Ob es wohl auffällt wenn ich hier in der Umkleide bleibe bis die Schwimmstunde um ist ? Die Lehrer wollen mich doch eh nicht hier haben. Es hat zwar niemand etwas zu mir gesagt aber an Hand ihres Verhalten merke ich dass ich hier unerwünscht bin. Wenn ich aufgerufen werde bin ich immer „Bane" nicht „Lightwood-Bane". Die ersten paar Mal habe ich es noch freundlich korrigiert, doch das habe ich mittlerweile aufgegeben. Rafael hat dieses Problem nicht, er wird bei seinem vollen Namen genannt. Aber Rafs Familie stammt ja auch ursprünglich von hier daher wird er hier mit offenen Armen empfangen, genau wie Dad. Mein Papa dagegen wird wie ich immer als Mr. Bane betitelt und ignoriert so weit es geht. Er sagt nie etwas wenn wir dabei sind. Vermutlich hofft er dass wir es nicht mitbekommen. Aber mein Bruder und ich bemerken mehr als unsere Eltern wissen.

Vor ein paar Tagen waren wir zusammen einkaufen. Eigentlich hatte Dad versprochen pünktlich Feierabend zu machen so dass wir alle zusammen mit dem Auto fahren können. Doch wie eigentlich immer, in der letzten Zeit, kam etwas dazwischen und er musste länger bleiben. Da wir nur ein Auto haben und Dad damit zur Arbeit fährt sind wir mit dem Bollerwagen losgezogen. Auf dem Hinweg hat Papa uns gezogen. Auf dem Rückweg hat Rafael ihm vorne geholfen und ich hab von hinten geschoben wenn es Bergauf ging. Eigentlich war es ganz lustig. Schade dass unser anderer Vater so viel verpasst. Er kommt meist erst nach Hause wenn das Abendessen auf dem Tisch steht.

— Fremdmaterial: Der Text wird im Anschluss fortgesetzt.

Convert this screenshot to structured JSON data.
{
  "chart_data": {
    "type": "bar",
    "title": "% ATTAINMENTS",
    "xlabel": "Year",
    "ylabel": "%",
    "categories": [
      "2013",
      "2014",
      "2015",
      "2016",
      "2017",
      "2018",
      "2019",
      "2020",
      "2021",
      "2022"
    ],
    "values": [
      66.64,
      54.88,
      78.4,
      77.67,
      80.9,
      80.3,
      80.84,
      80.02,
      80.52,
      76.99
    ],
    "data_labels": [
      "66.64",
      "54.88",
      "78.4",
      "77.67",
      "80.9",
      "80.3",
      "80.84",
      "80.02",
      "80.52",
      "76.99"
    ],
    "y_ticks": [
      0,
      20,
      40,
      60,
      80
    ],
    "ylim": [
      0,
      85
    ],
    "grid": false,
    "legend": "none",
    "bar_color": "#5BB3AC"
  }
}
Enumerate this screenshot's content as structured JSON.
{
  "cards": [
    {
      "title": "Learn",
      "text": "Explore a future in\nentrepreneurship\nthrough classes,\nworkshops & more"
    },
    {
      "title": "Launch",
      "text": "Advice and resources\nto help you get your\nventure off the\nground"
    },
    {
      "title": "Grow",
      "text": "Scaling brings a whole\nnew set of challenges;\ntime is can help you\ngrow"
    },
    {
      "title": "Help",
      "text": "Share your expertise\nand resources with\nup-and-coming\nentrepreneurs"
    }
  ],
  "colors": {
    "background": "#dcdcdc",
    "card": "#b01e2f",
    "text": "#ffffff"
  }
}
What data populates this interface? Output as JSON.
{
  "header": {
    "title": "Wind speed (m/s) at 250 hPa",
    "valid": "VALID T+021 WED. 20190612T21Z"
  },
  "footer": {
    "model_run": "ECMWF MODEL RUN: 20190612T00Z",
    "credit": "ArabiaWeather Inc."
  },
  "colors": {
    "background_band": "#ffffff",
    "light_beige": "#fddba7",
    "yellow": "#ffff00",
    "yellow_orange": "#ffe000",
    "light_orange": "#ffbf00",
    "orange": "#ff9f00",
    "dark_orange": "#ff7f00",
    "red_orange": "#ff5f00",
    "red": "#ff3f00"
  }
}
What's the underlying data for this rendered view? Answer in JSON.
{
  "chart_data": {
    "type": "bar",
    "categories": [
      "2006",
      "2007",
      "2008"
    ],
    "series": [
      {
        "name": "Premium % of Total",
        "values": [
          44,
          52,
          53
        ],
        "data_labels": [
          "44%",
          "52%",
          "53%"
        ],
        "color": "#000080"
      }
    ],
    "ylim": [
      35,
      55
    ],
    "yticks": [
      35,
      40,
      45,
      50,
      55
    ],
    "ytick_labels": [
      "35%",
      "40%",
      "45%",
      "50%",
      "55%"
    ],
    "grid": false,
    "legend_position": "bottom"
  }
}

Die Leute im Geschäft schienen sich mehr oder weniger alle zu kennen. Einige blieben mitten im Gang für eine kurzen Plausch stehen andere nickten sich nur im vorbeigehen zu. Die, an denen wir vorbei mussten griffen sich plötzlich irgendeinen Artikel aus dem Regal vor sich und studierten diesen eingehend. Der Mann hinter der Fleischtheke erklärte dem Kunden vor uns ausgiebig woher er welches Fleisch bezieht und dass er einige Bauern ja sogar persönlich kennt. Der Kunde selbst hatte mehrfach versucht sich zu verabschieden, aber der Verkäufer ließ ihn einfach nicht gehen und fand immer ein neues Thema. Weswegen ich vermutete dass er uns einfach nicht bedienen wollte. An der Käsetheke war es ähnlich. Als wir an der Reihe waren und Papa nach Emmentaler fragte war der angeblich ausverkauft. Erst als Rafael traurig sagte dass dies doch sein Lielingskäse ist bot der Mann an im Kühlhaus nach zu sehen ob noch welcher da ist. Und siehe da, es gab noch welchen. Tatsächlich konnte ich durch die offene Tür sogar mehrere sehen.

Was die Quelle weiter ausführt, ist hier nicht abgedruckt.